Walker is 24, batting .294 on the season with 22 home runs and 74 RBIs. He was one of the longer-odds entries in a Derby field built around Schwarber and Harper, the kind of player whose bracket presence adds depth to a competition without being expected to define it. The crowd at Citizens Bank Park, which had reserved its loudest responses for the two Phillies, treated Walker’s progress through the early rounds as incidental to the story it was preparing to celebrate.
The final reordered those expectations. Schwarber batted first in the championship round and reached 11 home runs on 15 swings, setting a target that seemed durable given the stadium’s atmosphere and his first-half production. Walker began his response steadily, reaching 10 homers with one swing left. The Derby’s swing-continuation rule allows any player whose final allocated swing produces a home run to continue until recording an out. Walker connected. He hit the walk-off, added two more, and finished at 12.
The margin was one home run, the narrowest possible result in a competition decided by integer counts. The swing that separated them was the last regulated swing Walker possessed before the continuation rule applied. That convergence of procedural specificity and competitive drama is what the new format was designed to produce, and it produced it against a crowd that had spent two hours forming an expectation it did not get.
Walker’s path to the final had begun in the first round, where he posted 13 home runs on 20 swings, tying Willson Contreras of the Boston Red Sox for the first-round lead. Schwarber managed 10 in his first-round turn, advancing as fourth in the group. Junior Caminero of the Tampa Bay Rays finished with 12, and Bryce Harper, the other Phillies representative in the field, hit 8 and exited before the semifinals.
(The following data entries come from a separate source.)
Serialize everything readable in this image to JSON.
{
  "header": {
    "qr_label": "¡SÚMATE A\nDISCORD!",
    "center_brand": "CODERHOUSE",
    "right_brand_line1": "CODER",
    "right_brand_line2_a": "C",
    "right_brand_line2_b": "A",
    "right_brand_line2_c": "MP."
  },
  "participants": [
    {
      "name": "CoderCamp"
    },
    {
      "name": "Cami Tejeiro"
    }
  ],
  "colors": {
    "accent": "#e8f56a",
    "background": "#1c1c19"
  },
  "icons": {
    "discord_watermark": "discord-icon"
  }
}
Walker drew Caminero in the semifinals and prevailed 6-5, a closer outcome than the first round might have predicted. Schwarber eliminated Contreras 9-8 in the other bracket match. The final bracket was the one Philadelphia had been hoping for: the city’s established star against the visiting Cardinal. The visitor won.
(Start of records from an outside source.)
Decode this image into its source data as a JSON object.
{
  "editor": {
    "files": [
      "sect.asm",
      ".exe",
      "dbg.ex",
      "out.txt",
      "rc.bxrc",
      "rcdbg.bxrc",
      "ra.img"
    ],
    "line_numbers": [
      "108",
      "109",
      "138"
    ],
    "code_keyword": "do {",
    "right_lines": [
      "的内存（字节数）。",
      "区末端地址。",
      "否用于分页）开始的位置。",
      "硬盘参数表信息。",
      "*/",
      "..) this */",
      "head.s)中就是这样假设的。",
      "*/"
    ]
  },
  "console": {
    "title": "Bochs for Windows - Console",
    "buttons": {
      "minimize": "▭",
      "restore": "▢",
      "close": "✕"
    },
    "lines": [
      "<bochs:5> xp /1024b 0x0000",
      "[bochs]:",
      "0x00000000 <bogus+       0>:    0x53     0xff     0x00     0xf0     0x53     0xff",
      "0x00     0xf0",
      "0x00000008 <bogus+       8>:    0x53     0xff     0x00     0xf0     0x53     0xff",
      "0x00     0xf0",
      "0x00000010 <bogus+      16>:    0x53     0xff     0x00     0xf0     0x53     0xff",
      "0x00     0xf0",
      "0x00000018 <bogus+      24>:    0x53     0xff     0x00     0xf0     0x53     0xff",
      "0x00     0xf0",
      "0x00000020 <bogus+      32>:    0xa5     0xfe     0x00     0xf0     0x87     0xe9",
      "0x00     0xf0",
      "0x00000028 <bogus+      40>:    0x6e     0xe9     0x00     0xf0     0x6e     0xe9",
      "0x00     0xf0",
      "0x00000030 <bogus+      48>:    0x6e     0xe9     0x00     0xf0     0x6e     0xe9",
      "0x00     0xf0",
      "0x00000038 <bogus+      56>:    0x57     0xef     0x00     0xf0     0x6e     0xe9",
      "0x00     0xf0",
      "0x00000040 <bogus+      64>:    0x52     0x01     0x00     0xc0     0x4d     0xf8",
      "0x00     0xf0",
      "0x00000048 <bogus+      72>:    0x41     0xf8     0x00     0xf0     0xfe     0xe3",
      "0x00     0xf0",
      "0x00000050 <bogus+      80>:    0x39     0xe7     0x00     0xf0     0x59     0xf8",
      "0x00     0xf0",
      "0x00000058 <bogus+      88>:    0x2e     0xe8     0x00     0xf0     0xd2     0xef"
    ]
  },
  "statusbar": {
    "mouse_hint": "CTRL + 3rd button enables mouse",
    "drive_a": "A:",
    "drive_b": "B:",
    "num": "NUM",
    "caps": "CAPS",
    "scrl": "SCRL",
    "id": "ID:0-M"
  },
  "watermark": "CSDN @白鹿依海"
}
The rest of the opening-round field included Munetaka Murakami of the Chicago White Sox, who holds Japan’s Central League single-season home run record and had been one of the more watched international competitors in the event. Jac Caglianone of the Kansas City Royals and Ben Rice of the New York Yankees rounded out the eight. None reached the final two rounds.
The Derby’s format had been rebuilt for this edition. The timed shot-clock system was replaced with a swing-based structure: a fixed number of swings per round, with the continuation rule applying to home runs hit on the final swing. The change reduced idle time and created the statistical variance that produced Walker’s championship sequence. The event was also carried live by Netflix for the first time, part of Major League Baseball’s strategy to reach streaming audiences that don’t navigate cable sports packages. The platform’s North American subscriber base skews younger than the median MLB television viewer, and the Derby’s single-venue spectacle made it the league’s natural entry point for that experiment.
The All-Star Game follows Tuesday night at Citizens Bank Park, with Cristóbal Sánchez starting for the National League after Zack Wheeler’s refusal of the selection and without Shohei Ohtani, Aaron Judge, and Vladimir Guerrero Jr. Walker’s Monday performance precedes that event as the All-Star Weekend’s opening statement. As Fox News reported, Walker required a dramatic finish, reaching 10 homers with just one swing remaining before tying and ultimately winning with the walk-off moonshot.
Walker takes the $1 million prize and a specific competitive credential into a second half that will determine whether 22 home runs at the break becomes something structurally significant. He is in his arbitration years. The Cardinals’ offensive construction heading into the stretch depends on what he produces in August and September. The Home Run Derby answers a question about what Walker can do when the swing count reaches zero and one ball has to go over the wall. The next question is what his September looks like when Cardinals wins depend on the same thing.